Componential Analysis of American Kinship Terms


 

Testing Models Against Data

According to Wallace and Atkins (1960), the male terms in the American kinship system are completely described by their values along two dimensions: generation and lineality.

  Lineal Collineal Ablineal
2 above GrFa    
1 above Fa Un  
same   Br Co
1 below So Ne  
2 below GrSo    

Lineals are persons who are direct ancestors or descendents of ego. Collineals are nonlineals all of whose ancestors include or are included in all ancestors of ego.
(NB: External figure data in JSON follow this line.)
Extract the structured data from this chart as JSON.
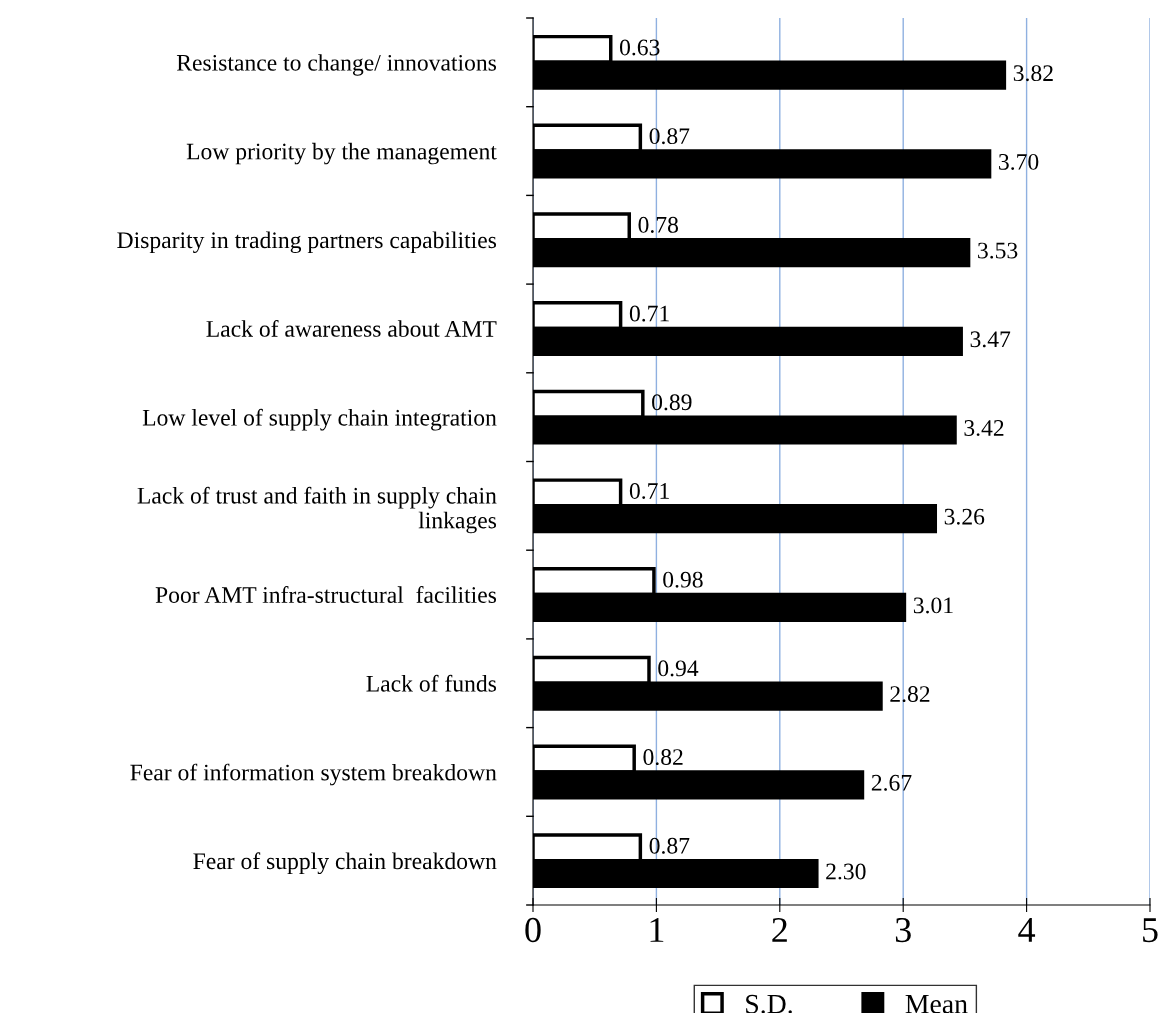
{
  "chart_data": {
    "type": "bar",
    "orientation": "horizontal",
    "categories": [
      "Resistance to change/ innovations",
      "Low priority by the management",
      "Disparity in trading partners capabilities",
      "Lack of awareness about AMT",
      "Low level of supply chain integration",
      "Lack of trust and faith in supply chain\nlinkages",
      "Poor AMT infra-structural  facilities",
      "Lack of funds",
      "Fear of information system breakdown",
      "Fear of supply chain breakdown"
    ],
    "series": [
      {
        "name": "S.D.",
        "color": "#ffffff",
        "values": [
          0.63,
          0.87,
          0.78,
          0.71,
          0.89,
          0.71,
          0.98,
          0.94,
          0.82,
          0.87
        ],
        "value_labels": [
          "0.63",
          "0.87",
          "0.78",
          "0.71",
          "0.89",
          "0.71",
          "0.98",
          "0.94",
          "0.82",
          "0.87"
        ]
      },
      {
        "name": "Mean",
        "color": "#000000",
        "values": [
          3.82,
          3.7,
          3.53,
          3.47,
          3.42,
          3.26,
          3.01,
          2.82,
          2.67,
          2.3
        ],
        "value_labels": [
          "3.82",
          "3.70",
          "3.53",
          "3.47",
          "3.42",
          "3.26",
          "3.01",
          "2.82",
          "2.67",
          "2.30"
        ]
      }
    ],
    "xlim": [
      0,
      5
    ],
    "xticks": [
      0,
      1,
      2,
      3,
      4,
      5
    ],
    "grid": "x",
    "legend": "bottom"
  }
}
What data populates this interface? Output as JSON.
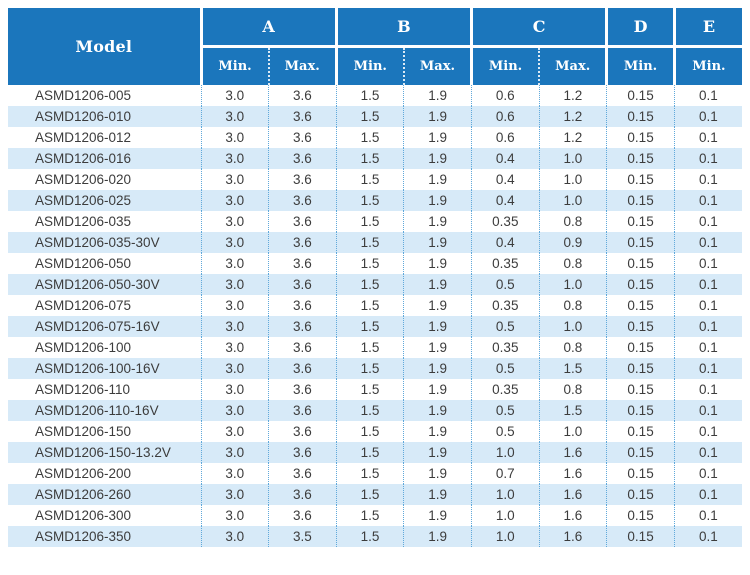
{
  "colors": {
    "header_background": "#1b76bc",
    "header_text": "#ffffff",
    "row_alternate": "#d7eaf8",
    "row_base": "#ffffff",
    "column_divider_dotted": "#5fa8da",
    "body_text": "#3c3c3c"
  },
  "table": {
    "header": {
      "model": "Model",
      "groups": [
        {
          "label": "A",
          "subs": [
            "Min.",
            "Max."
          ]
        },
        {
          "label": "B",
          "subs": [
            "Min.",
            "Max."
          ]
        },
        {
          "label": "C",
          "subs": [
            "Min.",
            "Max."
          ]
        },
        {
          "label": "D",
          "subs": [
            "Min."
          ]
        },
        {
          "label": "E",
          "subs": [
            "Min."
          ]
        }
      ]
    },
    "rows": [
      {
        "model": "ASMD1206-005",
        "values": [
          "3.0",
          "3.6",
          "1.5",
          "1.9",
          "0.6",
          "1.2",
          "0.15",
          "0.1"
        ]
      },
      {
        "model": "ASMD1206-010",
        "values": [
          "3.0",
          "3.6",
          "1.5",
          "1.9",
          "0.6",
          "1.2",
          "0.15",
          "0.1"
        ]
      },
      {
        "model": "ASMD1206-012",
        "values": [
          "3.0",
          "3.6",
          "1.5",
          "1.9",
          "0.6",
          "1.2",
          "0.15",
          "0.1"
        ]
      },
      {
        "model": "ASMD1206-016",
        "values": [
          "3.0",
          "3.6",
          "1.5",
          "1.9",
          "0.4",
          "1.0",
          "0.15",
          "0.1"
        ]
      },
      {
        "model": "ASMD1206-020",
        "values": [
          "3.0",
          "3.6",
          "1.5",
          "1.9",
          "0.4",
          "1.0",
          "0.15",
          "0.1"
        ]
      },
      {
        "model": "ASMD1206-025",
        "values": [
          "3.0",
          "3.6",
          "1.5",
          "1.9",
          "0.4",
          "1.0",
          "0.15",
          "0.1"
        ]
      },
      {
        "model": "ASMD1206-035",
        "values": [
          "3.0",
          "3.6",
          "1.5",
          "1.9",
          "0.35",
          "0.8",
          "0.15",
          "0.1"
        ]
      },
      {
        "model": "ASMD1206-035-30V",
        "values": [
          "3.0",
          "3.6",
          "1.5",
          "1.9",
          "0.4",
          "0.9",
          "0.15",
          "0.1"
        ]
      },
      {
        "model": "ASMD1206-050",
        "values": [
          "3.0",
          "3.6",
          "1.5",
          "1.9",
          "0.35",
          "0.8",
          "0.15",
          "0.1"
        ]
      },
      {
        "model": "ASMD1206-050-30V",
        "values": [
          "3.0",
          "3.6",
          "1.5",
          "1.9",
          "0.5",
          "1.0",
          "0.15",
          "0.1"
        ]
      },
      {
        "model": "ASMD1206-075",
        "values": [
          "3.0",
          "3.6",
          "1.5",
          "1.9",
          "0.35",
          "0.8",
          "0.15",
          "0.1"
        ]
      },
      {
        "model": "ASMD1206-075-16V",
        "values": [
          "3.0",
          "3.6",
          "1.5",
          "1.9",
          "0.5",
          "1.0",
          "0.15",
          "0.1"
        ]
      },
      {
        "model": "ASMD1206-100",
        "values": [
          "3.0",
          "3.6",
          "1.5",
          "1.9",
          "0.35",
          "0.8",
          "0.15",
          "0.1"
        ]
      },
      {
        "model": "ASMD1206-100-16V",
        "values": [
          "3.0",
          "3.6",
          "1.5",
          "1.9",
          "0.5",
          "1.5",
          "0.15",
          "0.1"
        ]
      },
      {
        "model": "ASMD1206-110",
        "values": [
          "3.0",
          "3.6",
          "1.5",
          "1.9",
          "0.35",
          "0.8",
          "0.15",
          "0.1"
        ]
      },
      {
        "model": "ASMD1206-110-16V",
        "values": [
          "3.0",
          "3.6",
          "1.5",
          "1.9",
          "0.5",
          "1.5",
          "0.15",
          "0.1"
        ]
      },
      {
        "model": "ASMD1206-150",
        "values": [
          "3.0",
          "3.6",
          "1.5",
          "1.9",
          "0.5",
          "1.0",
          "0.15",
          "0.1"
        ]
      },
      {
        "model": "ASMD1206-150-13.2V",
        "values": [
          "3.0",
          "3.6",
          "1.5",
          "1.9",
          "1.0",
          "1.6",
          "0.15",
          "0.1"
        ]
      },
      {
        "model": "ASMD1206-200",
        "values": [
          "3.0",
          "3.6",
          "1.5",
          "1.9",
          "0.7",
          "1.6",
          "0.15",
          "0.1"
        ]
      },
      {
        "model": "ASMD1206-260",
        "values": [
          "3.0",
          "3.6",
          "1.5",
          "1.9",
          "1.0",
          "1.6",
          "0.15",
          "0.1"
        ]
      },
      {
        "model": "ASMD1206-300",
        "values": [
          "3.0",
          "3.6",
          "1.5",
          "1.9",
          "1.0",
          "1.6",
          "0.15",
          "0.1"
        ]
      },
      {
        "model": "ASMD1206-350",
        "values": [
          "3.0",
          "3.5",
          "1.5",
          "1.9",
          "1.0",
          "1.6",
          "0.15",
          "0.1"
        ]
      }
    ]
  }
}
Ablineals are consanguineal relatives who are neither lineals nor collineals.

According to Romney & D'Andrade (1964), the male terms are best described in three dimensions: generation (3 values), lineality (2 values), role reciprocal (2 values), as follows:

  Direct Collateral
  +Recip -Recip +Recip -Recip
Over 2 GrFa GrSo    
Over 1 Fa So Un Ne
0 Brother Cousin

To test the models, the researchers administered a triad test using the 8 terms (56 triads in total, each pair occurs 6 times). Then they filled out a triad test for each model -- based on the assumption that the item most different in the triad is the one most different along the underlying dimensions proposed by each model.

Consider, for example, this triad:

GrFa GrSo Fa

According to the Wallace-Atkins model, the semantic distances among the three terms are:

GrFa GrSo Fa
GrFa 0 4 1
GrSo 4 0 3
Fa 1 3 0

The numbers refer to the number of steps separating the items in the componential grid. (They are known as city block or manhattan distances). Since (GrFa, Fa) is the most similar pair, the model predicts that GrSo will be picked as the item most different. Thus, if 100 respondents fill out this part of the triad questionnaire, the expected frequencies are:

Triad: GrFa GrSo Fa
Frequencies: 0 100 0

In contrast, according to the Romney-D'Andrade model, the semantic distances among the terms are:

GrFa GrSo Fa
GrFa 0 1 1
GrSo 1 0 2
Fa 1 2 0

Since (GrSo,Fa) is the least similar, it is predicted that GrFa will NOT be picked. However, both (GrFa,GrSo) and (GrFa,Fa) are equally similar, so it is predicted that people will be indifferent between Fa and GrSo, and they will be chosen with equal probability. Hence, with 100 respondents, the expected frequencies are:

Triad: GrFa GrSo Fa
Frequencies: 0 50 50

These frequencies are obviously different from those predicted by the Wallace-Atkins model, and provide a basis for comparison. Correlating the predicted values for each model with the results obtained from two different triad experiments gave these results:

Wallace-Atkins Romney-D'Andrade
Experiment 1 (N=116) .33 .86
Experiment 2 (N=155) .40 .84

Incidentally, none of the models weight one dimension over another. If use a regression technique to find the right weights for each dimension, both models become more accurate, but the Romney-D'Andrade model still fits considerably better.

 

Intracultural Variation

Romney and Wexler reanalyzed the data to look at individual variation. For each pair of respondents, they computed the percent of triads that they gave the same answer for. Here is an MDS of the 35 males in the sample, where the closer two people are, the more similar their answers.

As you can see, there were two groups, or perhaps a core group and a peripheral group. The labels for the points are actually a ratio of the number of times the person agreed with the Romney-D'Andrade model divided by the number of times they agreed with the Wallace-Atkins model. To numbers greater than 1 indicate Romney-D'Andrade people. As you can see, the group on the left tended to agree with Romney-D'Andrade, but the group on the right had some (though not much) sympathy for Wallace-Atkins. Perhaps there are two cultural models in existence.

Here is the MDS for 35 females:

Once again, there is a core group that is highly correlated with the Romney-D'Andrade model, but there are some people whose responses are closer to the Wallace-Atkins model than the core group.

For both the males and females, however, there do not appear to be any persons whose answers strongly resemble the Wallace-Atkins model. On further analysis, it appears that the 30% of respondents whose responses follow W-A as much as R-D'A, what is happening is that for those triads where multiple responses are possible under R-D'A, these 30% of respondents do not choose randomly but rather consistently choose according to model W-A predictions.